Nonostante ciò, Facebook sembra non aver compreso appieno la situazione. Come ha scritto un sito web, il piano di Zuckerberg rappresenta "un passo verso una Corte Suprema di Facebook". Questo commento incisivo dimostra quanto la cultura aziendale creata da Zuckerberg faccia fatica a comprendere che esiste già una Corte Suprema e che Facebook è già soggetto a essa, nonché alle Corti Supreme di tutti i paesi in cui opera. In ogni caso, almeno ora stiamo cominciando a sentire degli ammiccamenti dai suoi proprietari, riconoscendo che queste imprese e altre simili stanno causando problemi nel mondo, i quali potrebbero essere mitigati da una supervisione esterna.

Se Zuckerberg e i suoi colleghi fossero davvero seri, lo dimostrerebbero se mai arrivassero a chiedere l'abrogazione o quantomeno una riforma della Sezione 230, per quanto possa essere stata vantaggiosa per i loro bilanci. La Sezione 230, con la sua totale mancanza di sfumature e complessità, non può essere considerata un trionfo giuridico. È, per dirla con un'analogia, il tweet che ha rotto Internet.

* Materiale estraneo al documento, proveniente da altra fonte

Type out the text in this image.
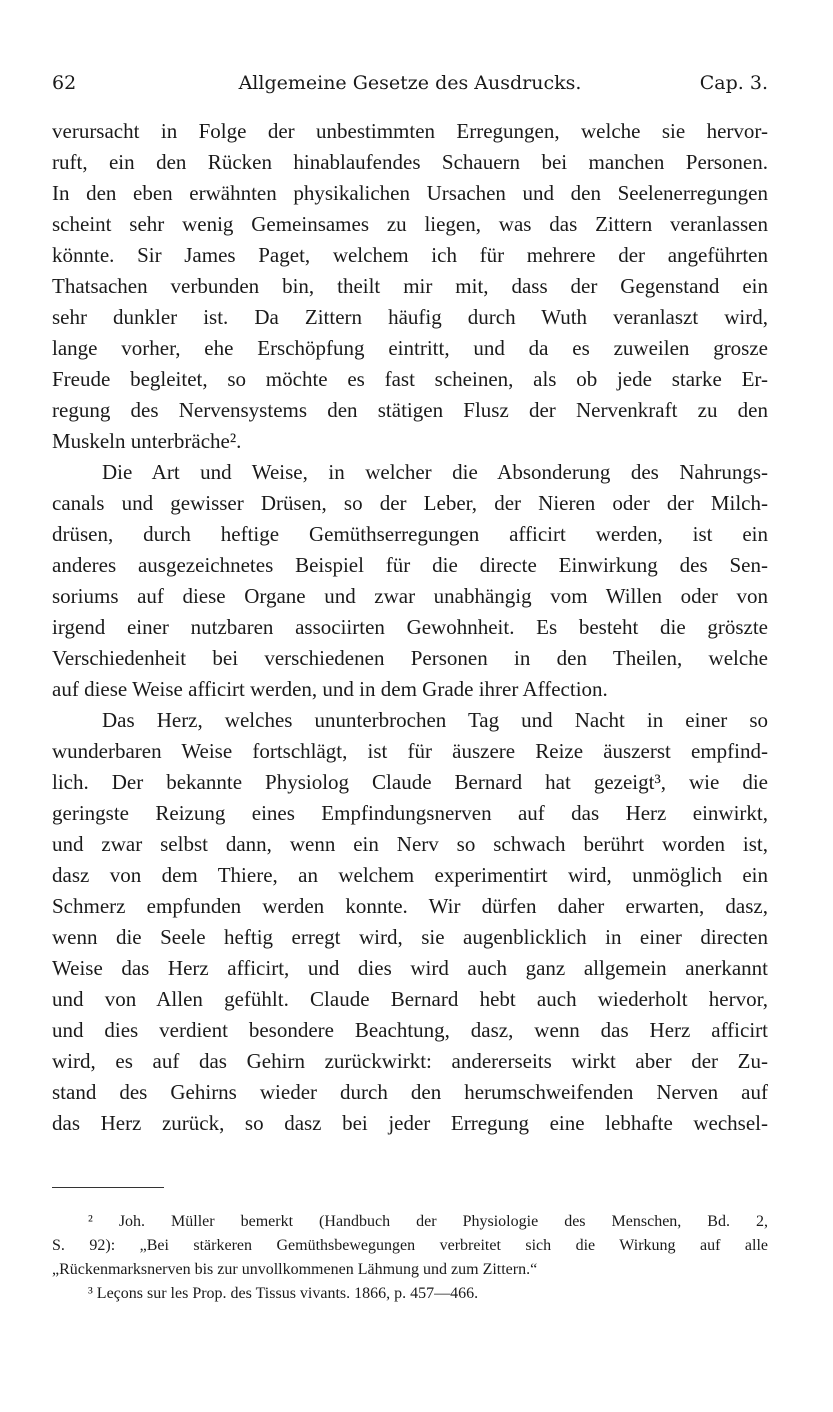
62	Allgemeine Gesetze des Ausdrucks.	Cap. 3.
verursacht in Folge der unbestimmten Erregungen, welche sie hervor-
ruft, ein den Rücken hinablaufendes Schauern bei manchen Personen.
In den eben erwähnten physikalichen Ursachen und den Seelenerregungen
scheint sehr wenig Gemeinsames zu liegen, was das Zittern veranlassen
könnte. Sir James Paget, welchem ich für mehrere der angeführten
Thatsachen verbunden bin, theilt mir mit, dass der Gegenstand ein
sehr dunkler ist. Da Zittern häufig durch Wuth veranlaszt wird,
lange vorher, ehe Erschöpfung eintritt, und da es zuweilen grosze
Freude begleitet, so möchte es fast scheinen, als ob jede starke Er-
regung des Nervensystems den stätigen Flusz der Nervenkraft zu den
Muskeln unterbräche².
Die Art und Weise, in welcher die Absonderung des Nahrungs-
canals und gewisser Drüsen, so der Leber, der Nieren oder der Milch-
drüsen, durch heftige Gemüthserregungen afficirt werden, ist ein
anderes ausgezeichnetes Beispiel für die directe Einwirkung des Sen-
soriums auf diese Organe und zwar unabhängig vom Willen oder von
irgend einer nutzbaren associirten Gewohnheit. Es besteht die gröszte
Verschiedenheit bei verschiedenen Personen in den Theilen, welche
auf diese Weise afficirt werden, und in dem Grade ihrer Affection.
Das Herz, welches ununterbrochen Tag und Nacht in einer so
wunderbaren Weise fortschlägt, ist für äuszere Reize äuszerst empfind-
lich. Der bekannte Physiolog Claude Bernard hat gezeigt³, wie die
geringste Reizung eines Empfindungsnerven auf das Herz einwirkt,
und zwar selbst dann, wenn ein Nerv so schwach berührt worden ist,
dasz von dem Thiere, an welchem experimentirt wird, unmöglich ein
Schmerz empfunden werden konnte. Wir dürfen daher erwarten, dasz,
wenn die Seele heftig erregt wird, sie augenblicklich in einer directen
Weise das Herz afficirt, und dies wird auch ganz allgemein anerkannt
und von Allen gefühlt. Claude Bernard hebt auch wiederholt hervor,
und dies verdient besondere Beachtung, dasz, wenn das Herz afficirt
wird, es auf das Gehirn zurückwirkt: andererseits wirkt aber der Zu-
stand des Gehirns wieder durch den herumschweifenden Nerven auf
das Herz zurück, so dasz bei jeder Erregung eine lebhafte wechsel-
² Joh. Müller bemerkt (Handbuch der Physiologie des Menschen, Bd. 2,
S. 92): „Bei stärkeren Gemüthsbewegungen verbreitet sich die Wirkung auf alle
„Rückenmarksnerven bis zur unvollkommenen Lähmung und zum Zittern.“
³ Leçons sur les Prop. des Tissus vivants. 1866, p. 457—466.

Oltre a ciò, è fondamentale comprendere che la responsabilità legale dei contenuti pubblicati sul web non deve essere intesa come una mera formalità, ma come una necessità per garantire che le piattaforme non siano strumenti di diffusione incontrollata di violenza, odio o disinformazione. Le azioni di regolamentazione dei governi, anche se spesso percepite come un'intrusione nella libertà di espressione, sono in realtà un tentativo di proteggere la società da potenziali danni irreparabili, siano essi causati da contenuti estremisti o dalla manipolazione delle informazioni. La libertà di parola non può e non deve essere un pretesto per non assumersi responsabilità legali.

Dobbiamo, dunque, riflettere sulla relazione tra le piattaforme digitali e la società civile, chiedendoci se il modello attuale di impunità totale garantito dalla Sezione 230 debba essere mantenuto o riformato. Un sistema in cui le aziende sono esenti da responsabilità giuridica per i contenuti generati dagli utenti non è più sostenibile. Al contrario, è necessario un sistema più equo che imponga alle piattaforme di prendere atto delle loro responsabilità, sia per le informazioni che permettono di circolare, sia per i danni che queste possono provocare. Questo approccio non solo tutelerà gli utenti, ma contribuirà anche a rendere il web uno spazio più sicuro e responsabile.